Classical Swine Fever (CSF) is a highly contagious disease of swine that is characterized by fever, hemorrhage, leukopenia, abortion, and high mortality. The etiological agent, CSF virus (CSFV), is classified as a Pestivirus, along with Bovine Viral Diarrhea Virus (BVDV) and Border Disease Virus (BDV), within the family Flaviviridae. Like other members of the family, including the genera Flavivirus and Hepacivirus, pestiviruses are small, enveloped viruses with a positive, single-stranded RNA genome. The 12.5 kb CSFV genome consists of one large open reading frame (ORF) that encodes a 4000-amino-acid polyprotein which is co- and post-translationally processed into 11 to 12 final cleavage products using cellular and viral proteases. The ORF is flanked by untranslated regions (UTRs) that are highly conserved among virus isolates.
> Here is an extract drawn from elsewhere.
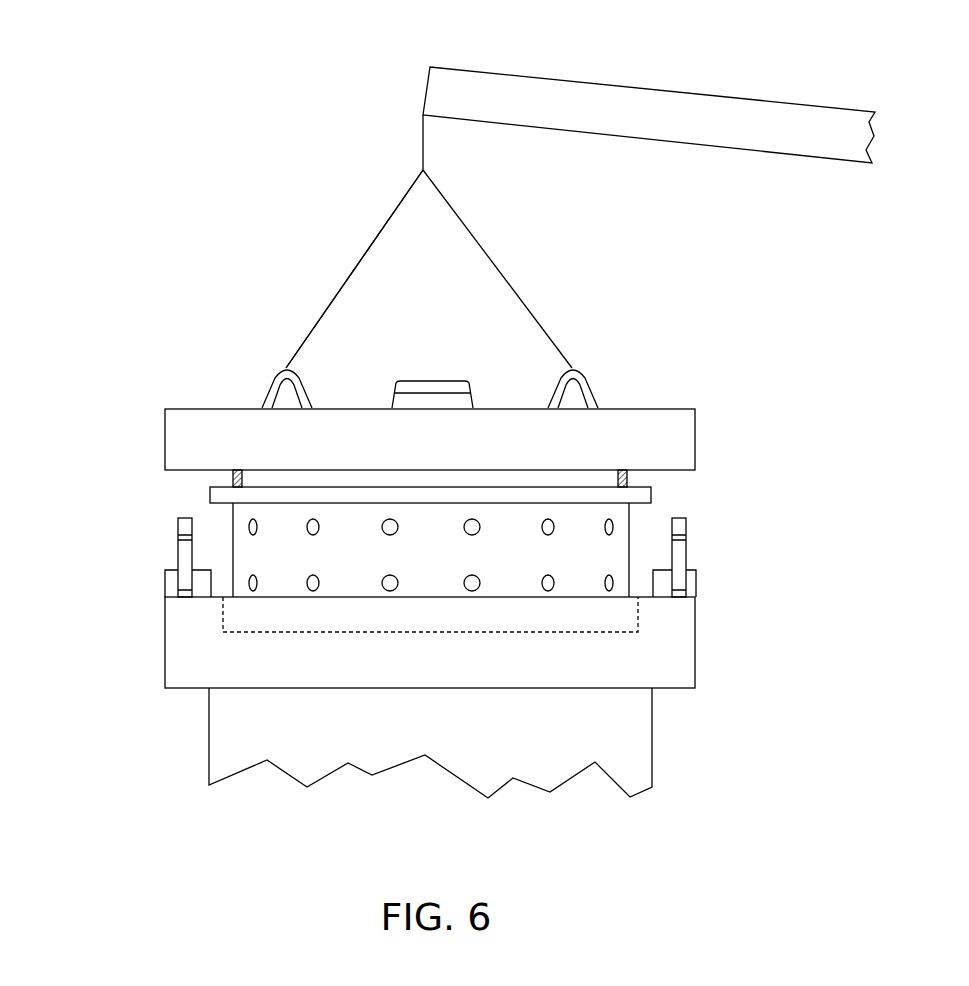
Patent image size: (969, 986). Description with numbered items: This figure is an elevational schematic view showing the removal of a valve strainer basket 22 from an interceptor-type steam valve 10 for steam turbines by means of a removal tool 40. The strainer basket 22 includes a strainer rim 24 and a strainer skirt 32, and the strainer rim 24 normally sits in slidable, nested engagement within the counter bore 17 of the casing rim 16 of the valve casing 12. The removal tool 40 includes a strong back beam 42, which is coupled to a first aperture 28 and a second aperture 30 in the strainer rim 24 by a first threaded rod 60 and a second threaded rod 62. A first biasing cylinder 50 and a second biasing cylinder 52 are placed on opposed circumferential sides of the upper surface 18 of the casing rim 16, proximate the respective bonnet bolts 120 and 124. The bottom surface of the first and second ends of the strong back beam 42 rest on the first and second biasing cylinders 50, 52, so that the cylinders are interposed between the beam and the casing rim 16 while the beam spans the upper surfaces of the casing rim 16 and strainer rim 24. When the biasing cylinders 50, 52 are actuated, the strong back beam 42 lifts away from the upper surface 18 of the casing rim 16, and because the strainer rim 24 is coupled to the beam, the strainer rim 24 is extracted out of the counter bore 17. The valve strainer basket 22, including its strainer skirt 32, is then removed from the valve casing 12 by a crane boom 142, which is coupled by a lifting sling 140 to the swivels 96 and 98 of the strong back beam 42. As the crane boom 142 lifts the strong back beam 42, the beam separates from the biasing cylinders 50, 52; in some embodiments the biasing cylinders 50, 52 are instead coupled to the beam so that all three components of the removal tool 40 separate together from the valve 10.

Acute and chronic forms of CSF can be distinguished based on virulence and host range phenotype. Infection with highly virulent CSFV strains leads to morality rates approaching 100%, whereas isolates of moderate to low virulence induce a prolonged chronic disease. In addition, BVDV and BDV, etiologic agents of disease in bovine and ovine species, respectively, can also infect swine without inducing clinical disease. Despite the availability of various CSFV genomic sequences representing varying virulence phenotypes, the genetic basis of CSFV virulence in the natural host remains poorly understood. However, several viral determinants of virulence have been identified: in Npro.
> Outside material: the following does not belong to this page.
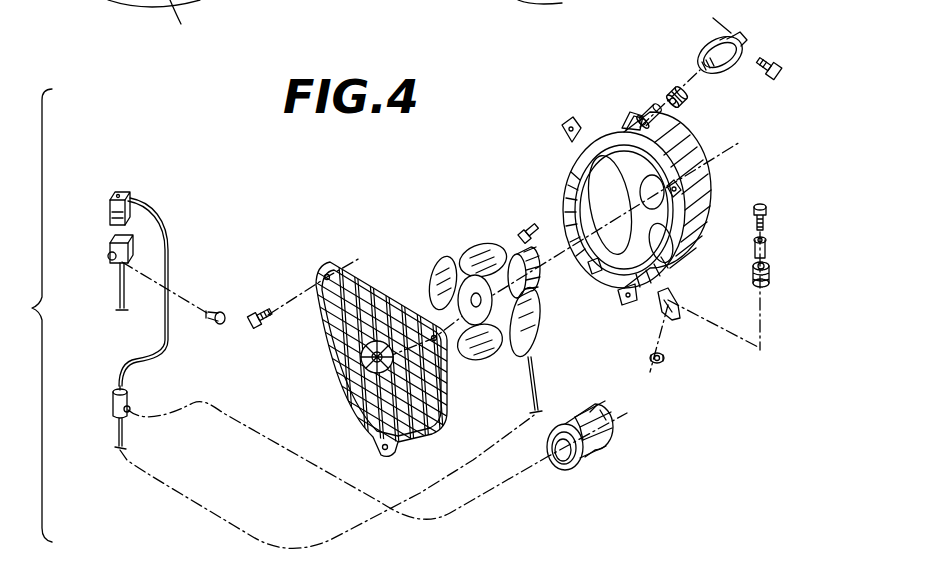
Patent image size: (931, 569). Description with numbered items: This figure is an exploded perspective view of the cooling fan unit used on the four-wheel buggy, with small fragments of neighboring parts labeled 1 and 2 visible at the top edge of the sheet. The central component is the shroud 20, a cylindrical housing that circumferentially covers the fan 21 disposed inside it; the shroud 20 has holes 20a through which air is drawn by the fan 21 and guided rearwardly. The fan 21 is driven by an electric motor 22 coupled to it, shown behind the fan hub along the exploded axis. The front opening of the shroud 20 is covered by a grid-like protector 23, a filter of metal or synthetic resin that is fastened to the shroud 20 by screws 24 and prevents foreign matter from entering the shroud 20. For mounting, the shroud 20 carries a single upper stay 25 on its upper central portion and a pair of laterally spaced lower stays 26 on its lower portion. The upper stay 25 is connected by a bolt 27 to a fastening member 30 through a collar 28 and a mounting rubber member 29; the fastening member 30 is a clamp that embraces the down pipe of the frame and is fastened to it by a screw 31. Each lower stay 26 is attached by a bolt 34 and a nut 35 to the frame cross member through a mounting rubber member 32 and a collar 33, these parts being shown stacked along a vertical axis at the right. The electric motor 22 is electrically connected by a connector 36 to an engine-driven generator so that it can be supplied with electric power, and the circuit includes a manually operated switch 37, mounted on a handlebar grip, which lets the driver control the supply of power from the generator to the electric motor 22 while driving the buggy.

The Brescia strain of CSFV has a highly virulent pathotype; infected animals die within 8 to 14 days after exposure. Brescia represents the genotype 1 group of CSFV isolates that consists of virulent strains isolated before 1964 that presumably no longer are in global circulation among swine populations. Highly virulent CSFV strains, like Brescia, produce a consistent clinical outcome in swine, providing a reliable method for studying viral mechanisms underlying virulence, pathogenesis, and virus-host interactions. Here we have used the Brescia strain to study the response of swine macrophages, a CSFV primary target cell in vivo, upon infection. Cultured primary swine macrophages were infected with CSFV Brescia derived from an infectious cDNA clone, pBIC. Microarray analysis was implemented in order to characterize the in vitro macrophage response to infection by virulent CSFV Brescia by assessing changes in patterns of gene expression in peripheral blood-derived swine macrophages. Our results describe changes in levels of expression of 148 genes during the first 48 hours following the infection. The observed gene expression profile might explain the immunological and pathological changes characteristically associated with infection of pigs with CSFV Brescia.